When we assign something to a variable having a primitive type, we are assigning a value.
int x = 1234;
Pretty obviously the memory location set aside for x by the JVM will contain the value 1234 after that statement.
But what happens in the case of class types?
Customer c = new Customer ("John", "Smith", "ABC123");
Objects are constructed in a large area of memory reserved by the JVM which is called the "heap". The JVM knows where it has put each object in the heap but it will not tell us. This is to avoid the kinds of difficulties that C++ and other programmers got into in the past because they were allowed to do arithmetic on the addresses of objects and poke around in them however they liked. (People coming from C++ to Java, as I did myself, may well find this very frustrating at first. Believe me, it is for your own good and eventually you will come to realise the benefits.)
The JVM makes up a ticket number by which to refer to each object. In Java these ticket numbers are called references. C/C++ programmers might tell you they are just pointers by a different name. Maybe they are, but that is irrelevant.
In the example above where we have created a Customer object, what we have assigned to the variable c is in fact the JVM's reference to the object, so that when we use c the JVM knows where to find the corresponding object.

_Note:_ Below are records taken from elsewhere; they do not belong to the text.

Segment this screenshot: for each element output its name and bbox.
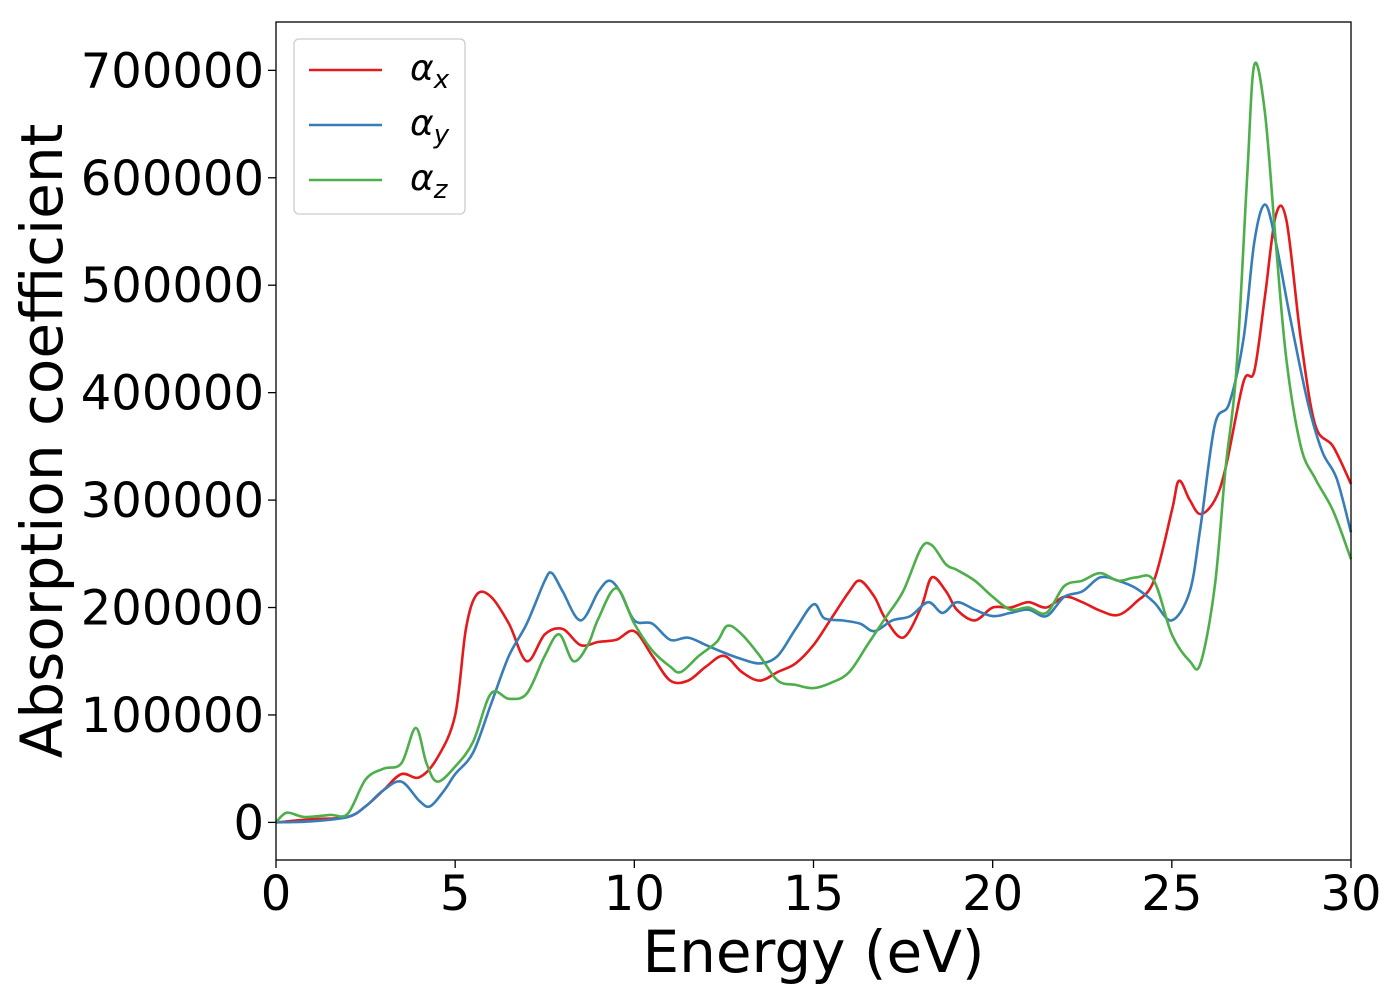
y-tick-label: 600000 xyxy=(81,151,264,207)
x-tick-label: 20 xyxy=(962,866,1023,922)
x-tick-label: 10 xyxy=(604,866,665,922)
legend-box xyxy=(293,38,466,215)
x-tick-label: 25 xyxy=(1141,866,1202,922)
series-line-y xyxy=(275,203,1353,824)
x-tick-label: 30 xyxy=(1320,866,1381,922)
x-tick-label: 0 xyxy=(261,866,292,922)
x-axis-title: Energy (eV) xyxy=(642,918,984,986)
y-tick-label: 400000 xyxy=(81,366,264,422)
legend-label-x: αx xyxy=(410,48,450,95)
x-tick-label: 5 xyxy=(440,866,471,922)
legend: αx αy αz xyxy=(293,38,466,215)
x-tick-label: 15 xyxy=(783,866,844,922)
y-tick-label: 200000 xyxy=(81,581,264,637)
y-tick-label: 100000 xyxy=(81,688,264,744)
axis-ticks: 0 5 10 15 20 25 30 0 100000 200000 300000 400000 500… xyxy=(81,43,1382,922)
series-line-x xyxy=(275,204,1353,824)
y-tick-label: 500000 xyxy=(81,258,264,314)
legend-label-z: αz xyxy=(410,158,449,205)
legend-label-y: αy xyxy=(410,103,450,150)
y-axis-title: Absorption coefficient xyxy=(8,124,76,759)
y-tick-label: 0 xyxy=(233,795,264,851)
y-tick-label: 700000 xyxy=(81,43,264,99)
y-tick-label: 300000 xyxy=(81,473,264,529)
series-line-z xyxy=(275,61,1353,824)
series-lines xyxy=(275,61,1353,824)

It is really important to remember this: base type variables hold values but class type variables hold references (to objects). (And later on, interface and enum type variables also hold references.) The reason why this is important can be seen by considering the next example:
Person p = new Person ("Fred");
Person q = p; // Still only 1 object... p & q both refer to it now
Contrast with base type assignment! Assignments and copying of objects or complete arrays have to be considered carefully in terms of references.
Arguments to methods use the same rule: pass the value for base types, pass the reference for objects & arrays. Inside a method a copy of the passed value/reference is worked on so it doesn't affect the original. But using the reference to work on a part of an object or array does affect the original.
void changeInt (int x)
{
while (x > 0) System.out.println (x--);
}
doesn't affect the original x, only a local copy.
void changePoint (Point p)
{
while (p.x > 0) System.out.println (p.x--);
}
does affect the x field of the original object.
Obvious? A reason to make p.x private?
null is a special value for a class variable that does not currently hold a reference to an object. When a class type field is declared but not initialised it is in fact given the null reference:
private Customer c;
You can also explicitly assign the null reference and test for it:
customer1 = null; // Will enable garbage collection if there is no other reference to the object
if (null == customer2)
{
// ... whatever
}
Some methods in the API say they will return null in certain circumstances, so you need to test for that after calling any of them.
An object may be constructed with a local reference which goes out of scope but as long as there are still references to the object it will not be destroyed. Eg,
public MyClass someProcess (int a)
{
int b = myMethod (a); // Local int
MyClass mo = new MyClass (b); // Local reference
return mo; // Caller gets copy of reference
}
After this, b and mo go out of scope and are tidied up but the returned reference (if the caller assigns it to something) ensures the object survives.